Dimension Before After
Max import size (practical) ~3K records 100K+ records (20×)
Processing throughput baseline ~5× faster
Resource behavior CPU/memory spikes, shared-tenant impact Isolated, bounded, stable
Fairness Large files starved small ones Priority + round-robin, no starvation

A reader should walk away understanding that this was not a feature — it was a system redesign spanning architecture, concurrency, multi-tenant fairness, data consistency, and capacity planning.


2. Business Problem

The platform lets users bulk-import records via CSV. As adoption grew, import sizes grew with it — but the ingestion path had been built for small files and never re-architected for scale.

Why the system existed. Bulk import is a primary onboarding and daily-use workflow. If it is slow, fragile, or capped, users cannot get their data into the platform, which directly blocks the value they came for.

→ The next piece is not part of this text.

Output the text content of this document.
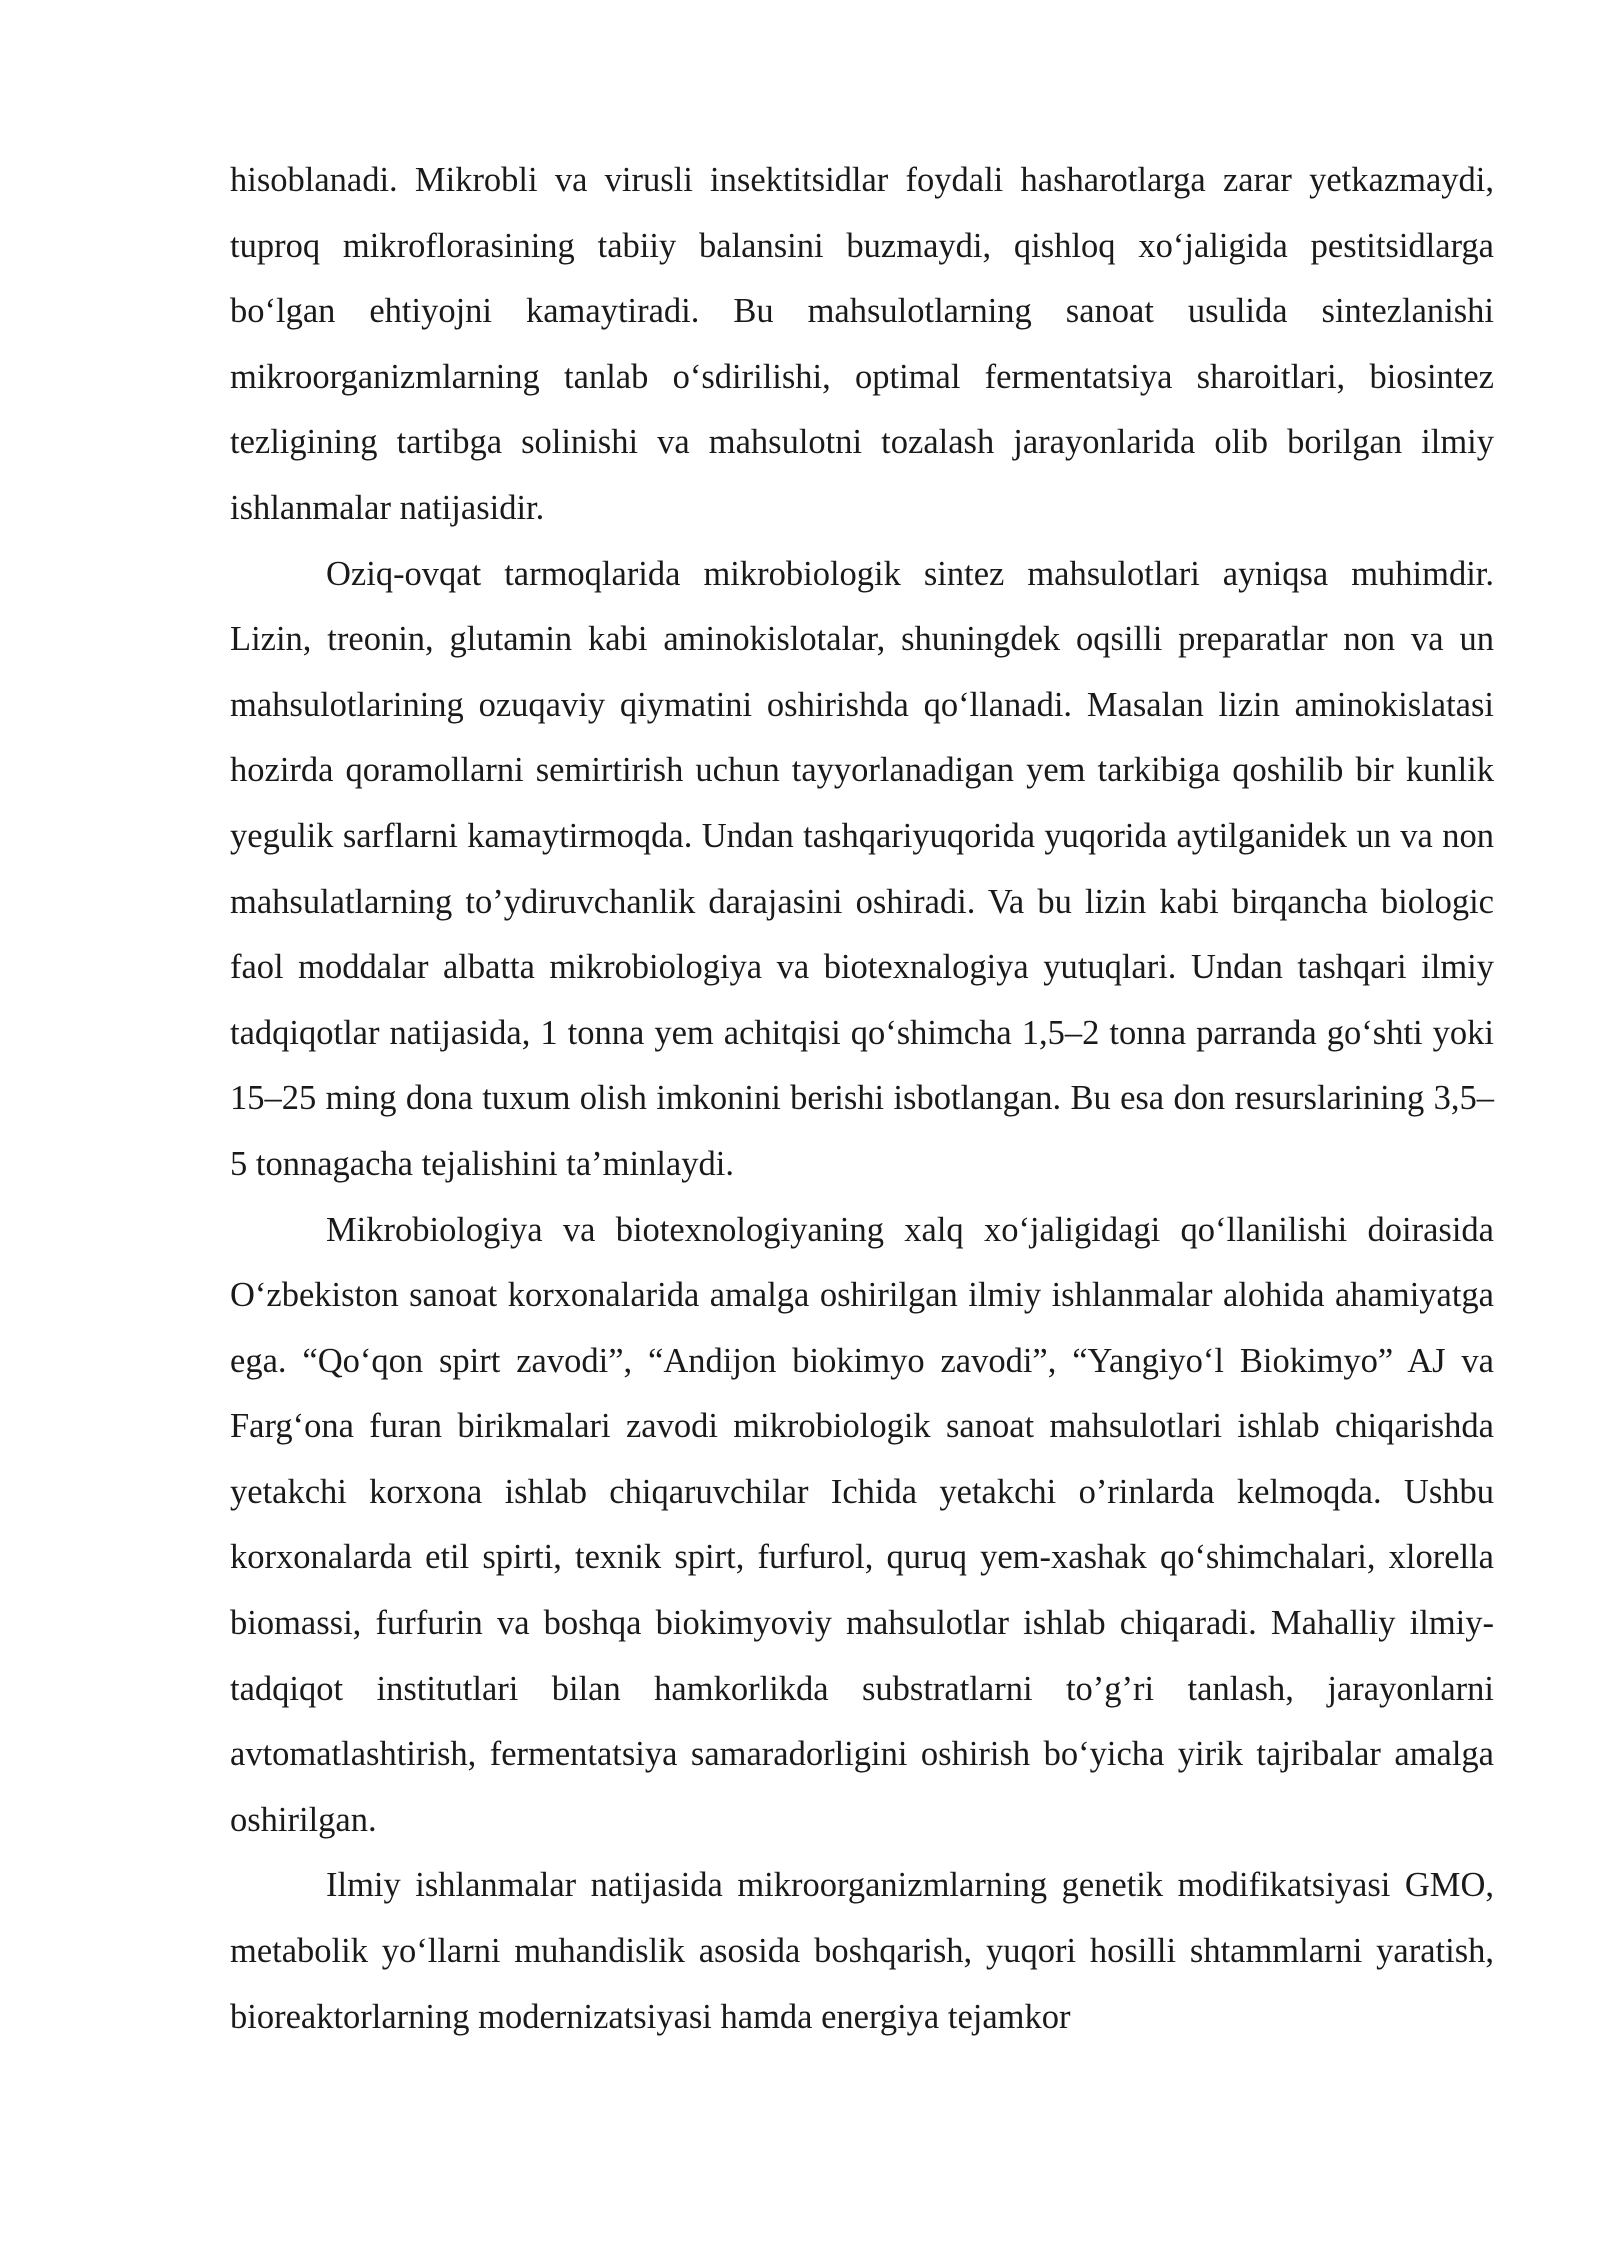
hisoblanadi. Mikrobli va virusli insektitsidlar foydali hasharotlarga zarar yetkazmaydi, tuproq mikroflorasining tabiiy balansini buzmaydi, qishloq xo‘jaligida pestitsidlarga bo‘lgan ehtiyojni kamaytiradi. Bu mahsulotlarning sanoat usulida sintezlanishi mikroorganizmlarning tanlab o‘sdirilishi, optimal fermentatsiya sharoitlari, biosintez tezligining tartibga solinishi va mahsulotni tozalash jarayonlarida olib borilgan ilmiy ishlanmalar natijasidir.

Oziq-ovqat tarmoqlarida mikrobiologik sintez mahsulotlari ayniqsa muhimdir. Lizin, treonin, glutamin kabi aminokislotalar, shuningdek oqsilli preparatlar non va un mahsulotlarining ozuqaviy qiymatini oshirishda qo‘llanadi. Masalan lizin aminokislatasi hozirda qoramollarni semirtirish uchun tayyorlanadigan yem tarkibiga qoshilib bir kunlik yegulik sarflarni kamaytirmoqda. Undan tashqariyuqorida yuqorida aytilganidek un va non mahsulatlarning to’ydiruvchanlik darajasini oshiradi. Va bu lizin kabi birqancha biologic faol moddalar albatta mikrobiologiya va biotexnalogiya yutuqlari. Undan tashqari ilmiy tadqiqotlar natijasida, 1 tonna yem achitqisi qo‘shimcha 1,5–2 tonna parranda go‘shti yoki 15–25 ming dona tuxum olish imkonini berishi isbotlangan. Bu esa don resurslarining 3,5–5 tonnagacha tejalishini ta’minlaydi.

Mikrobiologiya va biotexnologiyaning xalq xo‘jaligidagi qo‘llanilishi doirasida O‘zbekiston sanoat korxonalarida amalga oshirilgan ilmiy ishlanmalar alohida ahamiyatga ega. “Qo‘qon spirt zavodi”, “Andijon biokimyo zavodi”, “Yangiyo‘l Biokimyo” AJ va Farg‘ona furan birikmalari zavodi mikrobiologik sanoat mahsulotlari ishlab chiqarishda yetakchi korxona ishlab chiqaruvchilar Ichida yetakchi o’rinlarda kelmoqda. Ushbu korxonalarda etil spirti, texnik spirt, furfurol, quruq yem-xashak qo‘shimchalari, xlorella biomassi, furfurin va boshqa biokimyoviy mahsulotlar ishlab chiqaradi. Mahalliy ilmiy-tadqiqot institutlari bilan hamkorlikda substratlarni to’g’ri tanlash, jarayonlarni avtomatlashtirish, fermentatsiya samaradorligini oshirish bo‘yicha yirik tajribalar amalga oshirilgan.

Ilmiy ishlanmalar natijasida mikroorganizmlarning genetik modifikatsiyasi GMO, metabolik yo‘llarni muhandislik asosida boshqarish, yuqori hosilli shtammlarni yaratish, bioreaktorlarning modernizatsiyasi hamda energiya tejamkor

The core engineering problem. All parsing, validation, and persistence happened inline inside the Edge Service — the same tier serving live, latency-sensitive user requests. This created three compounding failure modes:

  1. Resource contention as a shared-fate problem. A single large import spiked CPU and memory on a request-serving node, degrading unrelated users’ experience. The blast radius of one user’s import was the entire node.
  2. A hard ceiling on import size. Holding and processing a whole file in one process meant memory grew with file size. Beyond ~3–4K records, the process became unstable.
  3. No load distribution. Single-process, single-node execution meant there was no way to spread work; the only “scaling” lever was praying the file was small.

Why it was difficult. This is not “make it async and walk away.” Moving to background processing introduces a new set of hard problems: durability of in-flight work, multi-tenant fairness, idempotency on retry, data consistency under concurrent writes, and capacity planning for a worker fleet. The redesign had to preserve correctness (no dropped or duplicated records) while removing the size ceiling and the shared-fate instability.

Scale & constraints. Target: a single import of 100K+ records, multiple tenants importing concurrently, with per-account quota enforcement and strong consistency on account-level usage counters. All of this on production-like infrastructure with bounded, predictable resource cost.